While the SEC required dealers to disclose that they may use insider knowledge to place bids, they don't have to say how frequently they bid or how much. Dealers also aren't obligated to disclose rates on auction debt when the securities trade.

State regulators are scrutinizing sales of auction-rate securities by closed-end mutual funds after investors complained they couldn't sell their holdings. Massachusetts Secretary of State William Galvin asked nine fund companies for information on failed auctions, his office said in a statement.

Ohio Attorney General Marc Dann might file lawsuits after state funds bought the securities, according to spokeswoman Jennifer Brindisi.

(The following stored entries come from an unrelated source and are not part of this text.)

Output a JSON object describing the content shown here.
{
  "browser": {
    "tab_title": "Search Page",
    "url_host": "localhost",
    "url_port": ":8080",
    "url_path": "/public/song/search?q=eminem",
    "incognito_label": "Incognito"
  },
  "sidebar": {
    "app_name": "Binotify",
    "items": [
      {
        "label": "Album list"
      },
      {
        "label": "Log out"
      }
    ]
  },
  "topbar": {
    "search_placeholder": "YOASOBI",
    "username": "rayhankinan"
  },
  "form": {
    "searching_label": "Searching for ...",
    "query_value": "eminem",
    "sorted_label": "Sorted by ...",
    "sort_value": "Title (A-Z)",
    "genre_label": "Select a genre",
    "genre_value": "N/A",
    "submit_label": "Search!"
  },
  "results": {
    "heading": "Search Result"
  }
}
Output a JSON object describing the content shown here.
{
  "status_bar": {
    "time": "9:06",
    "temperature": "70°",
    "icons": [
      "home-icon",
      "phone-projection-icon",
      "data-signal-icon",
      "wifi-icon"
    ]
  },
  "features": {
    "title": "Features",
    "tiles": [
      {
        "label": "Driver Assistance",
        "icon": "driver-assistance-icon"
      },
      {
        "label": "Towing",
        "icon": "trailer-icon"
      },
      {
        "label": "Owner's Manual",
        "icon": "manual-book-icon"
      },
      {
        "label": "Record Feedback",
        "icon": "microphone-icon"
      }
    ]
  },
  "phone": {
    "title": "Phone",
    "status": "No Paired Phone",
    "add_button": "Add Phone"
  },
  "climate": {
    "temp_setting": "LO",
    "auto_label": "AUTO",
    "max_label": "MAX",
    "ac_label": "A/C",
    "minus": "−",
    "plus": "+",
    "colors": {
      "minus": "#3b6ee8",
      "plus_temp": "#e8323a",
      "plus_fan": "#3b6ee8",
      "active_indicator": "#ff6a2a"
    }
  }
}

``Any time that there are actions which are not transparent or not in the public interest, and if they have a detrimental effect upon the carrying out of appropriate public policy, it's hurtful and detrimental,'' Ohio Governor Ted Strickland, a Democrat, said in an interview from Columbus.

IRS Rules

The Internal Revenue Service said this week that it plans to issue new rules that would make it easier for local governments to convert high-rate auction bonds to lower-cost debt. The changes wouldn't be such a significant modification that it would amount to a re-issuance of the bonds, the federal agency said.

Regulators are calling for more disclosure in the wake of the failures. The Municipal Securities Rulemaking Board, which makes rules for dealers in the municipal bond market, is considering rules that would force dealers to reveal the number of bidders and disclose how often auctions fail, Executive Director Lynnette Hotchkiss said in a Feb. 14 interview.